Ya, dewasa ini sudah terbebas dari cengkeraman kekuasaan kolonial. Zaman terus bergulir dan berubah. Kini era reformasi malah sudah berjalan lebih dari satu dasawarsa, Bersamaan itu, mau tidak mau kita juga telah memasuki zaman yang sering disebut sebagai era globalisasi. Tentu saja, aspek-aspek dari nasionalisme sebagaimana sudah dijelaskan juga mengalami berbagai perkembangan dan tantangan baru sekaligus.
Pentingnya Nasionalisme Bagi Kaum Muda
“Penggunaan hak (untuk mempertahankan kebudayaan tertentu) tidak meretakan sendi-sendi persatuan dan kesatuan bangsa selama para pelakunya tetap memerhatikan tuntutan persatuan dan kesatuan bangsa kita, serta tetap menghormati kehadiran kebudayaan khas golongan-golongan pendudukan lain yang sebangsa “ (Harsja W. Bachtiar)

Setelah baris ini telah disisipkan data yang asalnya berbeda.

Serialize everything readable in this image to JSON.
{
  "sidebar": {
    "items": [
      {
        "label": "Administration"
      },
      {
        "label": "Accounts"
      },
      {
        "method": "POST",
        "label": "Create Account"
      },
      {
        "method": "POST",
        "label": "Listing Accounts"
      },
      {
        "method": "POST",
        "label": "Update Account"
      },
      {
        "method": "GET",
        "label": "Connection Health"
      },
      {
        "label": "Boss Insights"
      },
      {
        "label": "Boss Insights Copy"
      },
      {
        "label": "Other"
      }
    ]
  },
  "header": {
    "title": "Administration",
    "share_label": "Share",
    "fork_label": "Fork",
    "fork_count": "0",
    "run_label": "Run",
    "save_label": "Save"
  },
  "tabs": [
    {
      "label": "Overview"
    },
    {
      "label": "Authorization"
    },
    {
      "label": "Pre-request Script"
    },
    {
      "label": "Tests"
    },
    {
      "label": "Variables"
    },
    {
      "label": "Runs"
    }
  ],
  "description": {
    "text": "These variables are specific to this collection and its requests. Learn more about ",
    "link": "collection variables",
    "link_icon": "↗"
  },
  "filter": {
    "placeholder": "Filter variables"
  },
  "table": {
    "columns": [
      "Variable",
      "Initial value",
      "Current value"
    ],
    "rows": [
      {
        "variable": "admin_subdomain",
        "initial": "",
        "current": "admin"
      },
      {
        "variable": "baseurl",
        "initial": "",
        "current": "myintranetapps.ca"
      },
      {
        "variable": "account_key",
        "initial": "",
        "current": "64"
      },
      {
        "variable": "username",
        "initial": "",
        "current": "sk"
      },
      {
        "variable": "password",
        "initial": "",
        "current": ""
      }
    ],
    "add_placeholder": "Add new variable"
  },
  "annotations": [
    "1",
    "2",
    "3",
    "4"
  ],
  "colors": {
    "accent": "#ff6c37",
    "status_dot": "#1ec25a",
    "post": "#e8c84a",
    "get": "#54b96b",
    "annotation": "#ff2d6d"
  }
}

Dalam kehidupan sehari-hari mungkin kita terbiasa menyamaratakan antara pemakaian istilah bangsa (nation), negeri (country), negara (state) Indonesia”, “Negeri Indonesia”, “Negara Indonesia” dan “Rakyat Indonesia” dengan biasa-biasa saja tanpa masalah. Padahal dalam kaitannya dengan identitas politik beberapa istilah tersebut memiliki pengertian-pengertian tersendiri.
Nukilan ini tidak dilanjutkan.